The 39th annual KwanZaa Gwaride parade will be begin at 11 a.m. at the corner of Crenshaw and Adams boulevards, then head south along Crenshaw to Leimert Park, where a festival will be held.
The 14th annual Kwanzaa Heritage Festival and Block Parade will be held from 10 a.m.-7 p.m. in the street on Degnan Boulevard, near 43rd Street. The festival will include live music, a fashion show, community dancing, crafts, a continuous drum circle, exotic foods and a special children’s village and health screening, according to organizers.
A series of Kwanzaa celebrations at the African American Cultural Center, 3018 W. 48th St., will begin at 6:30 p.m. with an Umoja (Unity) Celebration and Candle Lighting Ceremony, which will include music, cultural expressions, refreshments and Umoja (unity) statements from community leaders, organizers said.
People attending the celebration are asked to bring clean warm clothes and blankets for the needy.
Additional celebrations will be held at the center daily through Friday.
Kwanzaa was created in 1966 by Maulana Karenga, now chair of Africana Studies at Cal State Long Beach, in what he called “an audacious act of self- determination.”
Kwanzaa’s focus is the “Nguzo Saba,” the Seven Principles — unity, self-determination, collective work and responsibility, cooperative economics, purpose, creativity and faith.
During the week, a candelabrum called a Kinara is lit, and ears of corn representing each child in the family are placed on a traditional straw mat.
African foods such as millet, spiced pepper balls and rice are often served.

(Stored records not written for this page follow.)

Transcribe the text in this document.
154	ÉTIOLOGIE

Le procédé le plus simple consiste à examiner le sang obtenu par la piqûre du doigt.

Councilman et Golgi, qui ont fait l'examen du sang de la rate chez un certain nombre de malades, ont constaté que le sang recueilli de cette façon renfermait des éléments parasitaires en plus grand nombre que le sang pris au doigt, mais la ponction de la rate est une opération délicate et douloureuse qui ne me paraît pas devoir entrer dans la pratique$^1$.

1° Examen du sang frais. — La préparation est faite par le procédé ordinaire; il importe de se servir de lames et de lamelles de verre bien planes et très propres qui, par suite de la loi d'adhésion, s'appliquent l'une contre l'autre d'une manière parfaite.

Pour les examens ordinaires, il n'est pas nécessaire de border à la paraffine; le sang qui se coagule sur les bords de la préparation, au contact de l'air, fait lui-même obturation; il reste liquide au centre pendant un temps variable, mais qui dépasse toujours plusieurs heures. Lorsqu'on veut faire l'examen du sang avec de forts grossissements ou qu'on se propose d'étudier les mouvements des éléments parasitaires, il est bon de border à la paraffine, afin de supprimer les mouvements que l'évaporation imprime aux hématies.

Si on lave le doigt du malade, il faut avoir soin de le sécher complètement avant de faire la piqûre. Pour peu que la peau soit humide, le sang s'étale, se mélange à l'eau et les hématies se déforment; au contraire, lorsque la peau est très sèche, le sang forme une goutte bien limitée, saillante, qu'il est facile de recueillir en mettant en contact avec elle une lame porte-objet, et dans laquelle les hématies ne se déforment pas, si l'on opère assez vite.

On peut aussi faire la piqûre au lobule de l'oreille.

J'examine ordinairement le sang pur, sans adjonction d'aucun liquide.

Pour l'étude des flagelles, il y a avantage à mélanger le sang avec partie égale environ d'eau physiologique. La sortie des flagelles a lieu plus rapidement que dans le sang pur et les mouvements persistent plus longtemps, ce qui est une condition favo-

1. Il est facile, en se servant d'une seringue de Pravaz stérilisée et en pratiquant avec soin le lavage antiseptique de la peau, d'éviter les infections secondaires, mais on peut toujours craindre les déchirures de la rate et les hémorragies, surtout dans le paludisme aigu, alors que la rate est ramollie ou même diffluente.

Some people fast during the holiday, and a feast is often held on its final night.
A flag with three bars — red for the struggle for freedom, black for unity and green for the future — is sometimes displayed during the holiday.
Kwanzaa is based on the theory of Kawaida, which espouses that social revolutionary change for black America can be achieved by exposing blacks to their cultural heritage.
The theme of this year’s celebration is “Embracing the Principles and Practice of Kwanzaa: Creating and Celebrating the Good,” Karenga wrote in his annual founder’s message.
The theme was named “in order to reaffirm the centrality of the Nguzo Saba,” Karenga wrote.
“The Seven Principles, the Nguzo Saba, prove their enduring and daily reverence in the life we live, the work we do and the struggle we wage on every front to expand the realms of freedom and justice, peace, security, well-being and other goods in the world,” Karenga wrote.
“In a world in which war is as ‘normal’ as the news and conflict and fighting rage at home and abroad, taking its terrible toll on countless innocent victims, and alienation from others is accepted and explained away, Umojga (Unity) teaches us the oneness of our people, the common ground of our humanity, the interrelatedness of life and the indispensability of family and community in our righteous togetherness in love, work and struggle.”